取締役会非設置会社を一人で発起設立する場合
株式会社設立を考えているAさん。
これまで個人事業主として仕事をしてきましたが、このたび自分ひとりの出資で、役員も自分ひとりの株式会社を設立したいと考えています。
取締役会非設置会社を一人で発起設立する場合
会社設立の立案者であるAさんを「発起人」と言います。
今回、発起人はAさん1人であり、設立に際して発行する株式すべてをAさん1人が引き受けます。
- 発起人が、定款を作成し、公証人の認証を受ける
- 発起人が、設立時発行株式に関する事項を決定する
- 発起人が、引き受けた設立時発行株式に該当する出資をする
- 発起人が、設立時取締役を選任する
- 選任された設立時取締役が、設立手続の調査を行う
- 本店所在地を管轄する法務局に会社設立登記の申請をする
- 目的
- 商号
- 本店所在地
- 設立に際して出資される財産の価額またはその最低額
- 発起人の氏名または名称および住所
- 発行可能株式総数
■ 取締役会非設置会社の設立登記申請に必ず添付が必要となる書面
- 定款
- 取締役個人の印鑑証明書
- 取締役個人の住民票(平成27年2月末から必要となりました)
- 払込みがあったことを証する書面(会社代表印で押印します)
■ 定款で定めがない場合に添付が必要となる書面 ※詳しくは後述しています
- 発起人の同意書
- 設立時取締役を選任した発起人決定書
- 設立時取締役および代表取締役の就任承諾書
- 本店所在場所を決定した発起人決定書
(以下の書面は、いずれも発起人個人の実印を押印します)
● 発起人の同意書
設立時発行株式に関する事項を定款で定めない場合には、①発起人が割当てを受ける設立時発行株式の数、②発起人が設立時発行株式と引換えに払い込む金銭の額、③成立後の会社の資本金および資本準備金の額については、発起人の全員の同意で定める事項(会社法25条2項)となり、その同意書(発起人が個人実印で押印)を登記申請書に添付します。
● 設立時取締役を選任した発起人決定書
出資の履行後、発起人は設立時取締役を選任します。設立時発行株式1株を1議決権とし、発起人の議決権の過半数をもって選任します。
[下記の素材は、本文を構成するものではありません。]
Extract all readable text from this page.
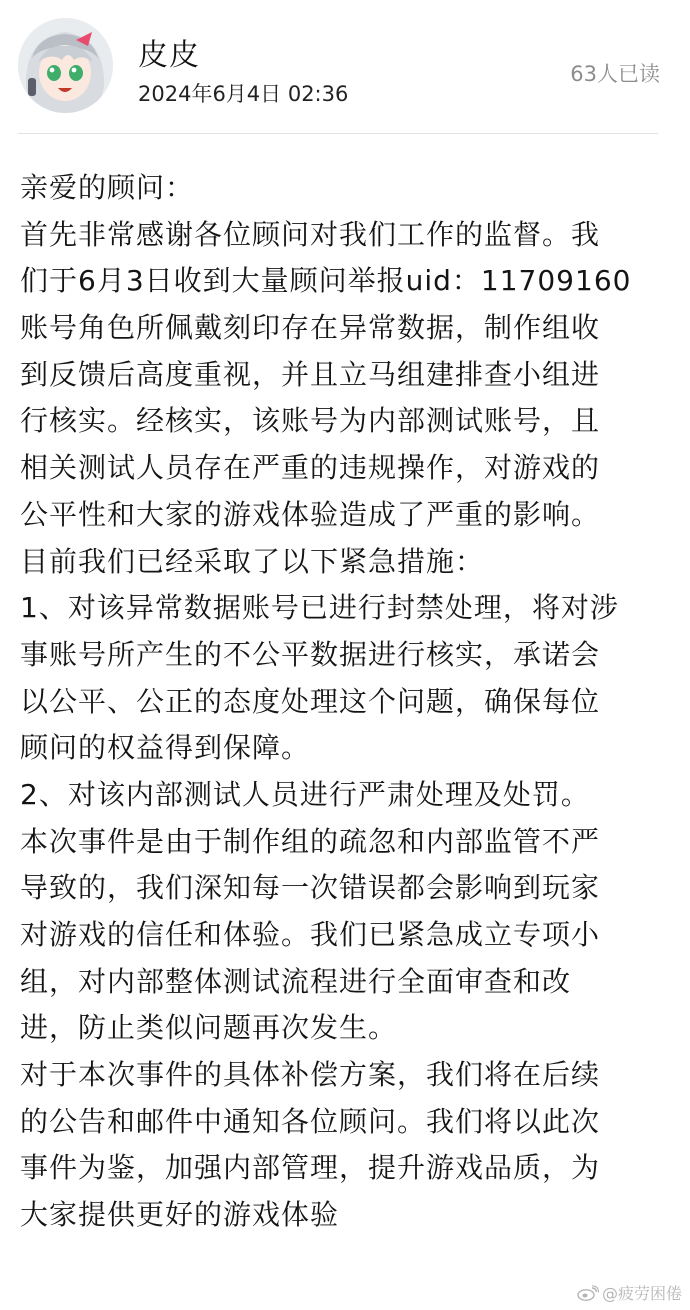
皮皮
2024年6月4日 02:36
63人已读
亲爱的顾问：
首先非常感谢各位顾问对我们工作的监督。我
们于6月3日收到大量顾问举报uid：11709160
账号角色所佩戴刻印存在异常数据，制作组收
到反馈后高度重视，并且立马组建排查小组进
行核实。经核实，该账号为内部测试账号，且
相关测试人员存在严重的违规操作，对游戏的
公平性和大家的游戏体验造成了严重的影响。
目前我们已经采取了以下紧急措施：
1、对该异常数据账号已进行封禁处理，将对涉
事账号所产生的不公平数据进行核实，承诺会
以公平、公正的态度处理这个问题，确保每位
顾问的权益得到保障。
2、对该内部测试人员进行严肃处理及处罚。
本次事件是由于制作组的疏忽和内部监管不严
导致的，我们深知每一次错误都会影响到玩家
对游戏的信任和体验。我们已紧急成立专项小
组，对内部整体测试流程进行全面审查和改
进，防止类似问题再次发生。
对于本次事件的具体补偿方案，我们将在后续
的公告和邮件中通知各位顾问。我们将以此次
事件为鉴，加强内部管理，提升游戏品质，为
大家提供更好的游戏体验
@疲劳困倦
ただし、定款で設立時取締役を定めることもできます。また、設立時取締役が複数いる場合には、定款の附則で設立時取締役および設立時代表取締役を定める方法もあります。
● 設立時取締役および代表取締役の就任承諾書
定款または発起人決定書で設立時取締役を決定し、個人実印を押印している場合、就任承諾書は定款または発起人決定書の記載を援用できます。
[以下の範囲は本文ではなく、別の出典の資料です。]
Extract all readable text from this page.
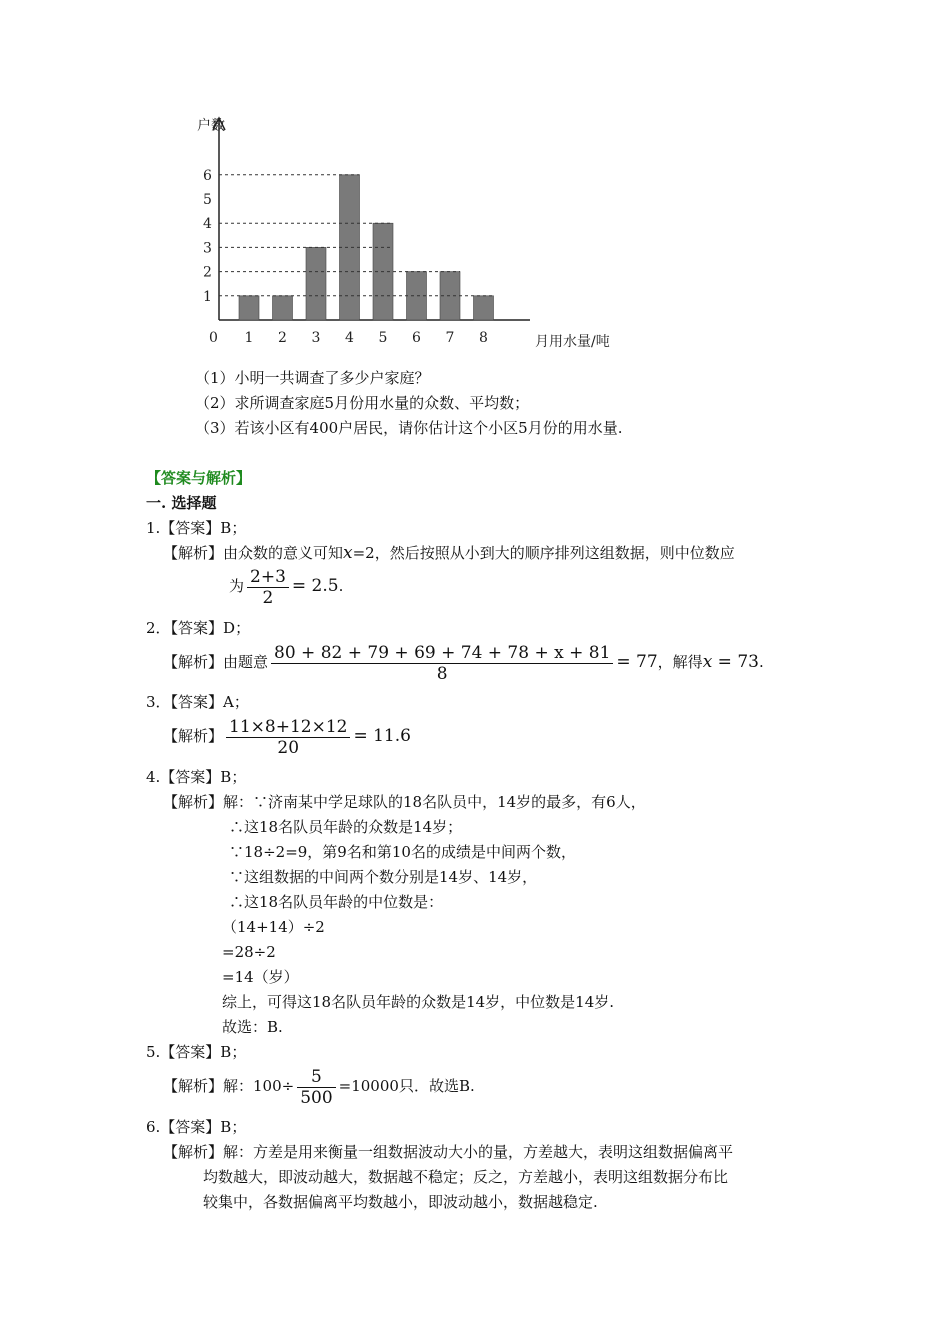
户数
月用水量/吨
0
1
2
3
4
5
6
1 2 3 4 5 6 7 8
（1）小明一共调查了多少户家庭？
（2）求所调查家庭5月份用水量的众数、平均数；
（3）若该小区有400户居民，请你估计这个小区5月份的用水量.
【答案与解析】
一. 选择题
1.【答案】B；
【解析】由众数的意义可知x=2，然后按照从小到大的顺序排列这组数据，则中位数应
为 $\frac{2+3}{2} = 2.5$.
2．【答案】D；
【解析】由题意 $\frac{80 + 82 + 79 + 69 + 74 + 78 + x + 81}{8} = 77$，解得x = 73.
3．【答案】A；
【解析】 $\frac{11\times 8+12\times 12}{20} = 11.6$
4.【答案】B；
【解析】解：∵济南某中学足球队的18名队员中，14岁的最多，有6人，
∴这18名队员年龄的众数是14岁；
∵18÷2=9，第9名和第10名的成绩是中间两个数，
∵这组数据的中间两个数分别是14岁、14岁，
∴这18名队员年龄的中位数是：
（14+14）÷2
=28÷2
=14（岁）
综上，可得这18名队员年龄的众数是14岁，中位数是14岁.
故选：B.
5.【答案】B；
【解析】解：$100\div \frac{5}{500} =10000$只．故选B.
6.【答案】B；
【解析】解：方差是用来衡量一组数据波动大小的量，方差越大，表明这组数据偏离平
均数越大，即波动越大，数据越不稳定；反之，方差越小，表明这组数据分布比
较集中，各数据偏离平均数越小，即波动越小，数据越稳定.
ただし、電子定款で設立時取締役を決定している場合、別途就任承諾書に個人実印を押印したものが必要になります。
● 本店所在場所を決定した発起人決定書
定款においては最小行政区画(市区町村)のみの記載でも足ります。定款で本店所在地を最小行政区画のみで定めた場合、具体的な本店所在場所(何丁目何番地まで)については、発起人の議決権の過半数により決定する事項となります。
設立登記申請書の添付書類ではありませんが、上記の必要書類に加えて、会社設立登記申請書と一緒に印鑑届書を提出する必要があります。印鑑カードは、登記完了後に印鑑カード交付申請書を法務局に提出します。